For simplicity, subset the data so that you only have observations with $1 \leq$ totchi $\leq 5$. Now regress aauw on ngirls separately for every value of totchi. So you should run five different regressions, one each for totchi $\in\{1,2,3,4,5\}$. Plot the estimated treatment effect, along with its $95 \%$ confidence interval, for each value of totchi. Based on the plotted confidence intervals, can you reject the null hypothesis that the marginal effect of ngirls is equal for individuals with totchi=3 and totchi=4? Explain.
Using the results from Part G, construct an estimate for the Average Treatment Effect by taking a weighted average of the estimates at each value of totchi, where the weights are the proportion of observations in that stratum. Formally, if $ATE_{i}$ is the ATE estimated for individuals with totchi=i, calculate the quantity
$A T E=\sum_{i=1}^{5} \frac{n_{i}}{N} A T E_{i}$
where $N$ is the total sample size and $n_{i}$ is the number of individuals with totchi=i.
$R$ Users Only: Create a function that combines the five separate ATEs, as in Part H. Using 400 iterations, bootstrap the dataset (i.e., sample from the data with replacement) and get 400 estimates for the overall ATE. Report the bootstrapped standard error of the overall ATE, and present a density plot of the estimated sampling distribution.

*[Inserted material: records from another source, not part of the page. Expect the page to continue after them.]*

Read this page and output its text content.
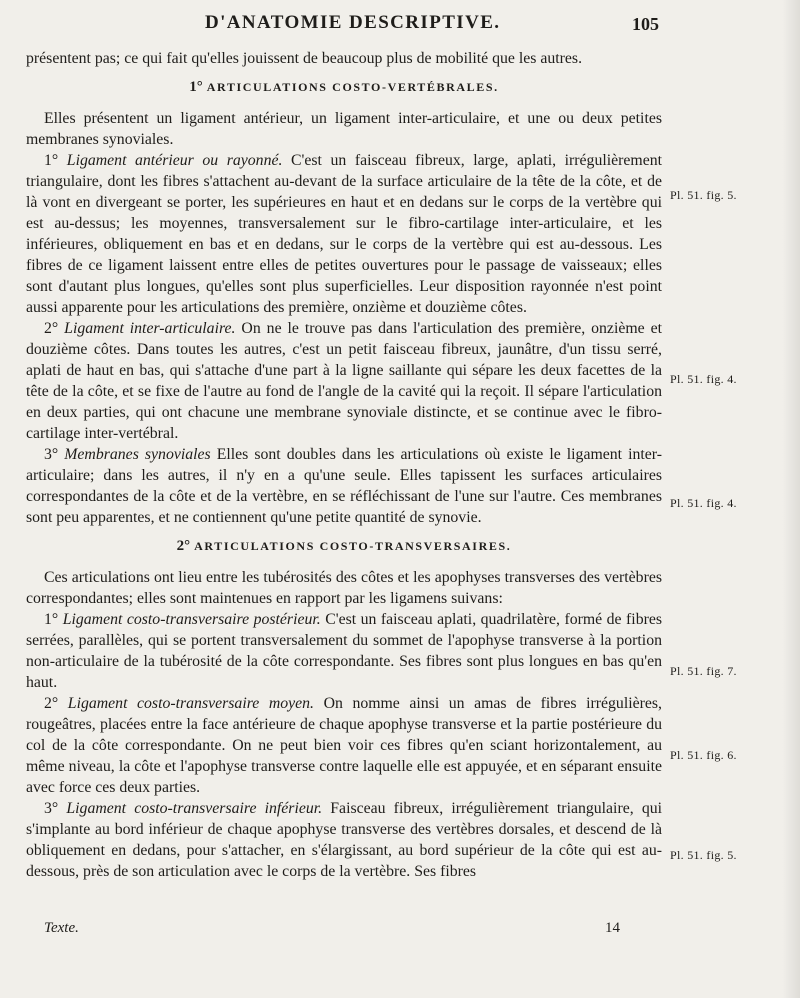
D'ANATOMIE DESCRIPTIVE.	105

présentent pas; ce qui fait qu'elles jouissent de beaucoup plus de mobilité que les autres.

1° ARTICULATIONS COSTO-VERTÉBRALES.

Elles présentent un ligament antérieur, un ligament inter-articulaire, et une ou deux petites membranes synoviales.

1° Ligament antérieur ou rayonné. C'est un faisceau fibreux, large, aplati, irrégulièrement triangulaire, dont les fibres s'attachent au-devant de la surface articulaire de la tête de la côte, et de là vont en divergeant se porter, les supérieures en haut et en dedans sur le corps de la vertèbre qui est au-dessus; les moyennes, transversalement sur le fibro-cartilage inter-articulaire, et les inférieures, obliquement en bas et en dedans, sur le corps de la vertèbre qui est au-dessous. Les fibres de ce ligament laissent entre elles de petites ouvertures pour le passage de vaisseaux; elles sont d'autant plus longues, qu'elles sont plus superficielles. Leur disposition rayonnée n'est point aussi apparente pour les articulations des première, onzième et douzième côtes.

2° Ligament inter-articulaire. On ne le trouve pas dans l'articulation des première, onzième et douzième côtes. Dans toutes les autres, c'est un petit faisceau fibreux, jaunâtre, d'un tissu serré, aplati de haut en bas, qui s'attache d'une part à la ligne saillante qui sépare les deux facettes de la tête de la côte, et se fixe de l'autre au fond de l'angle de la cavité qui la reçoit. Il sépare l'articulation en deux parties, qui ont chacune une membrane synoviale distincte, et se continue avec le fibro-cartilage inter-vertébral.

3° Membranes synoviales Elles sont doubles dans les articulations où existe le ligament inter-articulaire; dans les autres, il n'y en a qu'une seule. Elles tapissent les surfaces articulaires correspondantes de la côte et de la vertèbre, en se réfléchissant de l'une sur l'autre. Ces membranes sont peu apparentes, et ne contiennent qu'une petite quantité de synovie.

2° ARTICULATIONS COSTO-TRANSVERSAIRES.

Ces articulations ont lieu entre les tubérosités des côtes et les apophyses transverses des vertèbres correspondantes; elles sont maintenues en rapport par les ligamens suivans:

1° Ligament costo-transversaire postérieur. C'est un faisceau aplati, quadrilatère, formé de fibres serrées, parallèles, qui se portent transversalement du sommet de l'apophyse transverse à la portion non-articulaire de la tubérosité de la côte correspondante. Ses fibres sont plus longues en bas qu'en haut.

2° Ligament costo-transversaire moyen. On nomme ainsi un amas de fibres irrégulières, rougeâtres, placées entre la face antérieure de chaque apophyse transverse et la partie postérieure du col de la côte correspondante. On ne peut bien voir ces fibres qu'en sciant horizontalement, au même niveau, la côte et l'apophyse transverse contre laquelle elle est appuyée, et en séparant ensuite avec force ces deux parties.

3° Ligament costo-transversaire inférieur. Faisceau fibreux, irrégulièrement triangulaire, qui s'implante au bord inférieur de chaque apophyse transverse des vertèbres dorsales, et descend de là obliquement en dedans, pour s'attacher, en s'élargissant, au bord supérieur de la côte qui est au-dessous, près de son articulation avec le corps de la vertèbre. Ses fibres

Pl. 51. fig. 5.
Pl. 51. fig. 4.
Pl. 51. fig. 4.
Pl. 51. fig. 7.
Pl. 51. fig. 6.
Pl. 51. fig. 5.
Texte.	14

Continue to use the subsetted data from Part G. Generate a set of dummy variables for every value that totchi takes on, but DO NOT generate one for totchi=1. So you should have four different dummy variables. Call these totchi2 through totchi5. totchi2, for example, takes the value one for observations with exactly 2 total children, and 0 otherwise. Regress aauw on ngirls and totchi2 through totchi5 and report the coefficient on ngirls. (If it is convenient, you may have R generate the dummies automatically in the regression using factor(), in which case you can disregard the instructions about naming the dummies). Is the coefficient on ngirls the same as the ATE calculated in Part H? Why or why not?
Like in previous problem sets, create a plot showing the estimated effect for different levels of totchi. The horizontal axis should represent ngirls, the vertical axis aauw, with different lines for the different levels of totchi.
Continue to use the subsetted data from Part G. Along with the dummy variables for totchi that you generated in Part J, generate interactions of each dummy with ngirls. Call these interactions ngirls_totchi2 through ngirls_totchi5. Regress aauw on ngirls, the dummies (totchi2 through totchi5), and the interactions (ngirls_totchi2 through ngirls_totchi5). (If it is convenient, you may have R generate the dummies automatically in the regression using factor(), in which case you can disregard the instructions about naming the dummies). Create another plot of the results, like in Part K. How are the effects different here? Why?
Returning to the regression from Part C above and using any of the tools from earlier in this course, evaluate the assumption of constant variance. If necessary, replicate your analysis while correcting for any violations of this assumption.
Again returning to the regression from Part C above and using any of the tools from earlier in this course, evaluate the assumption of normality.